Reformasi multilateral, PBB prioritas diplomasi RI lima tahun ke depan

Reformasi multilateral, PBB prioritas diplomasi RI lima tahun ke depan

Wakil Menteri Luar Negeri RI Arrmanatha Nasir menyatakan bahwa reformasi Perserikatan Bangsa-Bangsa (PBB) serta lembaga multilateral menjadi prioritas ...

(Antara) 13/04/25 19:47 116026

Jakarta (ANTARA) - Wakil Menteri Luar Negeri RI Arrmanatha Nasir menyatakan bahwa reformasi Perserikatan Bangsa-Bangsa (PBB) serta lembaga multilateral menjadi prioritas diplomasi Indonesia di bawah Menlu RI Sugiono hingga 2029.

“Upaya Indonesia mendorong reformasi PBB dan lembaga multilateral lainnya akan menjadi prioritas lima tahun ke depan,” kata Wamenlu Dalam agenda diskusi “Dinamika dan Perkembangan Dunia Terkini: Geopolitik, Keamanan, dan Ekonomi Global” oleh The Yudhoyono Institute di Jakarta, Minggu.

Menurut dia, struktur institusi multilateral yang ada saat ini seperti PBB dan Organisasi Perdagangan Dunia (WTO) masih mencerminkan situasi pasca-Perang Dunia II, sehingga belum terlalu mewakili aspirasi dan kepentingan Negara-Negara Selatan (Global South) yang semakin maju.

“Kenyataannya, tata kelola global saat ini tidak mencerminkan keseimbangan, kekuatan, maupun realitas dunia.
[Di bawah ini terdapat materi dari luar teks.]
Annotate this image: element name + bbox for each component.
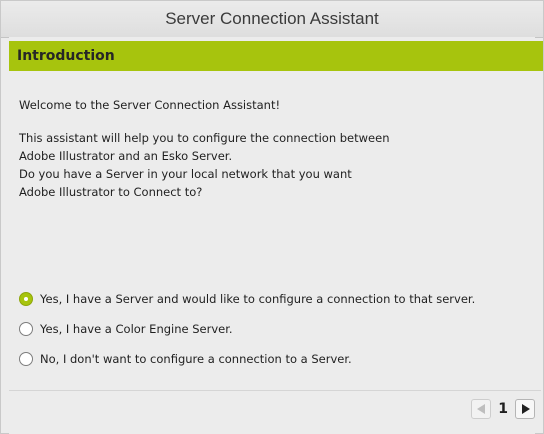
divider (9, 390, 541, 391)
option-label: No, I don't want to configure a connecti… (40, 352, 352, 366)
description-line: Adobe Illustrator and an Esko Server. (19, 149, 233, 163)
left-arrow-icon (477, 404, 486, 414)
right-arrow-icon (522, 404, 530, 414)
assistant-window: Server Connection Assistant Introduction… (0, 0, 544, 434)
radio-unselected-icon[interactable] (19, 322, 33, 336)
option-label: Yes, I have a Server and would like to c… (40, 292, 476, 306)
previous-page-button[interactable] (471, 399, 492, 419)
description-line: Do you have a Server in your local netwo… (19, 167, 352, 181)
welcome-text: Welcome to the Server Connection Assista… (19, 98, 281, 112)
option-label: Yes, I have a Color Engine Server. (40, 322, 233, 336)
pager: 1 (471, 399, 535, 419)
window-title: Server Connection Assistant (1, 1, 543, 38)
next-page-button[interactable] (515, 399, 535, 419)
description-line: Adobe Illustrator to Connect to? (19, 185, 203, 199)
option-configure-server[interactable]: Yes, I have a Server and would like to c… (19, 291, 475, 307)
description-line: This assistant will help you to configur… (19, 131, 390, 145)
radio-selected-icon[interactable] (19, 292, 33, 306)
radio-unselected-icon[interactable] (19, 352, 33, 366)
option-color-engine-server[interactable]: Yes, I have a Color Engine Server. (19, 321, 475, 337)
server-options-group: Yes, I have a Server and would like to c… (19, 291, 475, 381)
section-header: Introduction (9, 41, 543, 71)
option-no-connection[interactable]: No, I don't want to configure a connecti… (19, 351, 475, 367)
assistant-content: Introduction Welcome to the Server Conne… (9, 37, 543, 434)
page-number: 1 (498, 401, 508, 417)
description-text: This assistant will help you to configur… (19, 129, 390, 201)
PBB misalnya, sudah tidak lagi fit for purpose (sesuai tujuannya),” ucap Arrmanatha.

Untuk itu, Indonesia senantiasa mendorong gerakan reformasi multilateral karena meyakini bahwa sistem multilateral yang efektif harus dibuat lebih inklusif, demokratis, representatif, serta adil.

“Dalam dunia yang semakin multipolar, organisasi internasional harus mampu membawa dunia kepada keseimbangan,” kata dia.

Terlebih lagi, upaya diplomasi Indonesia terancam melemah jika tidak diiringi dengan perubahan tata kelola di tingkat global, ucap Wamenlu.

Arrmanatha juga memandang pengesahan Pakta Masa Depan (Pact of the Future) pada Majelis Umum ke-79 PBB tahun 2024 sebagai langkah awal melakukan proses reformasi menyeluruh terhadap sistem multilateral.

Sesuai dengan komitmen nasional terhadap reformasi multilateral, Presiden RI Prabowo Subianto sebelumnya mengusulkan salah satu butir reformasi PBB dalam bentuk penambahan jumlah anggota tetap Dewan Keamanan.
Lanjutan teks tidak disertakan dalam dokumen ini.